A teaser of the article

>>>>>Playing with the sort function on the BP stats page, we find one of the contributing factors to the Mets' success in 2007: a whale of a Defensive Efficiency outlier. There, amongst the hitters park teams of The Golden Age of the All-Mighty Hurlermen, are the latest installment of the Metropolitans at .741.

This is good for the 23rd-best team mark since 1959--the earliest year included in the BP play-by-play database. (All further references refer to "since 1959" unless otherwise noted.) The most recent team above them are the 1981 Tigers, and the only team in the top 100 that is anywhere near them in vintage are the 2001 Mariners (59th at .735).
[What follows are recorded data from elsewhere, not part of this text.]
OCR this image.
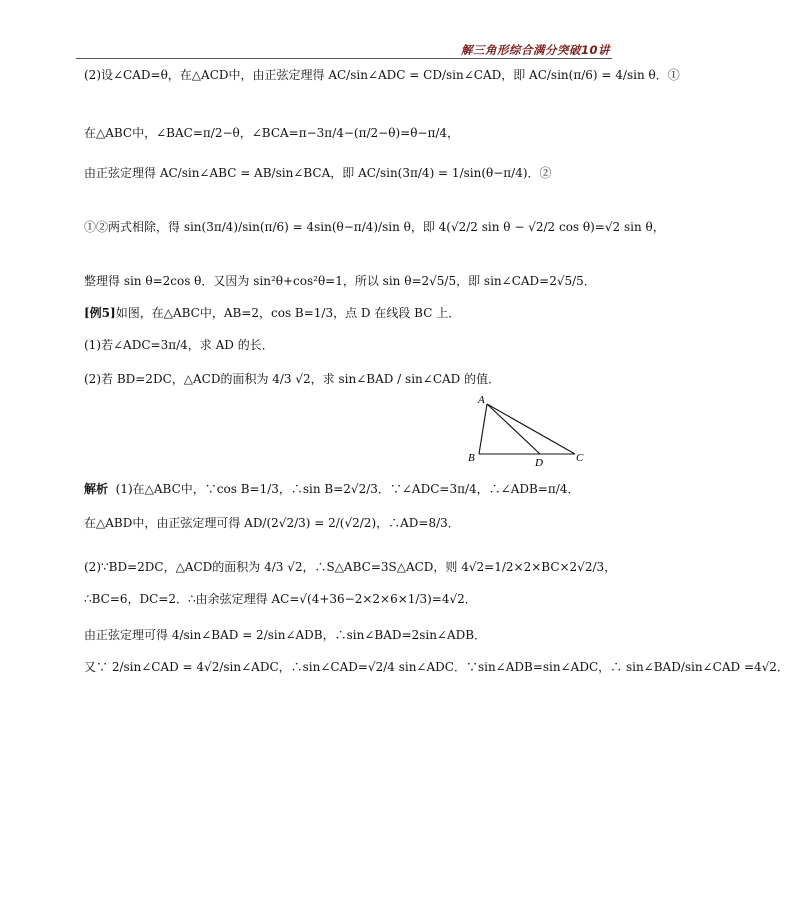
解三角形综合满分突破10讲
(2)设∠CAD=θ，在△ACD中，由正弦定理得 AC/sin∠ADC = CD/sin∠CAD，即 AC/sin(π/6) = 4/sin θ．①
在△ABC中，∠BAC=π/2−θ，∠BCA=π−3π/4−(π/2−θ)=θ−π/4，
由正弦定理得 AC/sin∠ABC = AB/sin∠BCA，即 AC/sin(3π/4) = 1/sin(θ−π/4)．②
①②两式相除，得 sin(3π/4)/sin(π/6) = 4sin(θ−π/4)/sin θ，即 4(√2/2 sin θ − √2/2 cos θ)=√2 sin θ，
整理得 sin θ=2cos θ．又因为 sin²θ+cos²θ=1，所以 sin θ=2√5/5，即 sin∠CAD=2√5/5．
[例5]如图，在△ABC中，AB=2，cos B=1/3，点 D 在线段 BC 上．
(1)若∠ADC=3π/4，求 AD 的长．
(2)若 BD=2DC，△ACD的面积为 4/3 √2，求 sin∠BAD / sin∠CAD 的值．
A
B	D	C
解析 (1)在△ABC中，∵cos B=1/3，∴sin B=2√2/3．∵∠ADC=3π/4，∴∠ADB=π/4．
在△ABD中，由正弦定理可得 AD/(2√2/3) = 2/(√2/2)，∴AD=8/3．
(2)∵BD=2DC，△ACD的面积为 4/3 √2，∴S△ABC=3S△ACD，则 4√2=1/2×2×BC×2√2/3，
∴BC=6，DC=2．∴由余弦定理得 AC=√(4+36−2×2×6×1/3)=4√2．
由正弦定理可得 4/sin∠BAD = 2/sin∠ADB，∴sin∠BAD=2sin∠ADB．
又∵ 2/sin∠CAD = 4√2/sin∠ADC，∴sin∠CAD=√2/4 sin∠ADC．∵sin∠ADB=sin∠ADC，∴ sin∠BAD/sin∠CAD =4√2．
Are the Mets really this good? Yes and no. There are a couple of things at play here. For one, scoring is depressed, so a number of current teams are insinuating themselves into a Defensive Efficiency level that few post-strike teams have managed before. Looking at just the seasons since 1994, seven of the top 20 "Def-Effs" belong to 2007 clubs. The big league average so far is .705. Compare this with 1999, when the average was 10 points lower.<<<<<<<

So, they are benefiting from a marvelous run of team defense, but if we look at the core, is this type of run sustainable? My guess is, no. For this, I'll use a simple, easily calculatable metric, FRAR per Game. For the main players, I'll list their 2007 FRAR/G, then their 2006 number, followed by their career number. Remember, the higher the better, as FRAR calculates how many runs above replacement player the fielder saved

Lo Duca, 2007: .30/G
Lo Duca, 2006: .13/G
Lo Duca, TOTL: .19/G

Delgado, 2007: .20/G
Delgado, 2006: .01/G
Delgado, TOTL: .04/G

Easley, 2007: .20/G
Easley, 2006: .22/G (only 9 games played)
Easley, TOTL: .16/G

Reyes, 2007: .31/G
Reyes, 2006: .03/G
Reyes, TOTL: .11/G

Wright, 2007: .05/G
Wright, 2006: .15/G
Wright, TOTL: .10/G

Chavez, 2007: .22/G
Chavez, 2006: .12/G
Chavez, TOTL: .13/G

Beltran, 2007: .32/G
Beltran, 2006: .23/G
Beltran, TOTL: .17/G

Green, 2007: .05/G
Green, 2006: -.02/G
Green, TOTL: .10/G

When you digest this, you realize that everyone in the Mets starting 8, except David Wright, is playing over their head defensively, in some cases, far out of line with their career numbers. Is Carlos Delgado suddenly a gold glove 1B? Probably fact, I know he isn't. However, these strong early season performances are correlating to the luck the Mets have had, and they are just as likely to regress closer to the mean as the season progresses. Reyes and Delgado are the two I think that could move backwards a good bit, and Wright might move in the positive direction, but overall, you should see this even itself out. If not, well, the Mets will be impossible to catch.